Ebo Taylor is an international star, responsible for bringing Ghanaian highlife music to the world in the ‘60s and creating his own unique fusion of traditional music with other African diasporic styles—jazz, funk, Afrobeat—through a many-decades-long solo career. The 83-year-old is still making new music—last year’s Yeri Ara was as bright and inventive as he’s ever been—but this EP spins us back to 1980, a “lost release” from Nigeria’s Tabansi Records, recorded on tour with his core band at that time in Tabansi’s studios but archived without release for some unknown reason. These five tracks have a bright and breezy feel, with Taylor’s arpeggiated highlife guitar and smooth voice their anchor, bright horns and flutes and organs darting in for punctuation as well as more extended interplay, West African rhythms so deft one might temporarily forget their complexity. Every time I hear highlife, I’m reminded so strongly of the West African core of Afro-Caribbean music; the Bahamas and other Caribbean islands affected by Hurricane Dorian have obviously been on my mind, and I thought a lot while listening to Palaver about enslaved people bringing their traditions with them, founding communities in which there could be strength and joy, and music’s role in anchoring people who were ripped from their homes to their ancestry. 

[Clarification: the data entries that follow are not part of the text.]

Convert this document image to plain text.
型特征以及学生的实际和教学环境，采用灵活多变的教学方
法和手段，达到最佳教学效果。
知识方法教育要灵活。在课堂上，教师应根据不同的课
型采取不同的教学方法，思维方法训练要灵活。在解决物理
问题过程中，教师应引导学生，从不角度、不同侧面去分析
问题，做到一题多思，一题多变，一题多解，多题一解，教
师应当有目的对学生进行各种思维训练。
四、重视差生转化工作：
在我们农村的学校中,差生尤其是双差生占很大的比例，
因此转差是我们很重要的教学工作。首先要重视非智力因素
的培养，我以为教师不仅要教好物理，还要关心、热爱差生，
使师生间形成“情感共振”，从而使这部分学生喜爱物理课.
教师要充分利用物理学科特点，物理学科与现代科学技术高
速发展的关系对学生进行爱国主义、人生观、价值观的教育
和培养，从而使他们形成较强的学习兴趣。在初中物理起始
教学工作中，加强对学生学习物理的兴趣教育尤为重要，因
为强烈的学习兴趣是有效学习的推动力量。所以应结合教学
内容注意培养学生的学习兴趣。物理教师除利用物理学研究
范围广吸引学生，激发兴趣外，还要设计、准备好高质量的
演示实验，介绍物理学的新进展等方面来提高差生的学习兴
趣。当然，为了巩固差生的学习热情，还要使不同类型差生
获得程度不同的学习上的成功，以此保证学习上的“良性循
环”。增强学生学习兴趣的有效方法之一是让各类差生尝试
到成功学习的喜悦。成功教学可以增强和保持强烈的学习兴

Taylor is, of course, no stranger to that dialogue; his ‘70s work, directly leading up to this, involved collaborations with Fela Kuti and black West Indian musicians in London. And though this is music that sounds as fresh and full of light as the day it was recorded, it is not without lyrical heft; “Help Africa,” Palaver’s centerpiece, with its sharp horn line, is a beautiful call for solidarity across the liberation movements taking place across the African continent at the time. One cannot listen to Taylor’s work and appreciate his artistry without acknowledging the many ways the African diaspora is woven together, which is part of its magic. A vital treasure from the vaults, this little EP.

-Jes Skolnik

Back Catalog

Vacation Bible School
The Jesus Movement

Merch for this release:
Cassette

I’ll confess: the first thing that drew me to The Jesus Movement was the name of the artist: Vacation Bible School. For anyone who grew up in the Christian church, those three words together tend to trigger a sense of hazy nostalgia coupled with deep embarrassment: memories of puppet shows that started out fun and lighthearted but then snuck up on you with an earnest Scripture lesson in the final half; art projects involving a construction-paper Noah’s Ark atop a sea of blue felt. Once I dove into the album a bit deeper, the intrigue only increased: it was released by the excellent experimental label Illuminated Paths, and was largely made up of samples taken from the late ‘60s/early ‘70s “Jesus People” movement, a hippie-fied take on evangelicism that, for a brief moment, made its way into the mainstream. From this source material, Vacation Bible School create something eerie and unsettling—setting the words of Francis Schaeffer against churning, bleak electronics; the song “Keith Green” has no clear connection to that early Jesus music singer—instead, it’s a vast expanse of pulsing, vaporwave-y synths. Creepier still is their rework of Larry Norman’s “I Wish We’d All Been Ready,” which pushes his elfin voice far, far down into the mix, covering over it with a layer of electronics that emphasize the song’s minor-key elements; the gauzy atmospherics on “b o r n_a g a i n” serve as a kind of haunted-house backdrop for the words of preacher Lonnie Frisbee. And while the album will be catnip to anyone who grew up in this culture, by using music so glazed-over, glassy-eyed, and disturbingly serene, Vacation Bible School effectively punch up the darker, cult-like elements lurking beneath the movement’s “peace and love” surface. It’s a sneakily sinister record that’s more “ominous phantom” than “holy spirit.”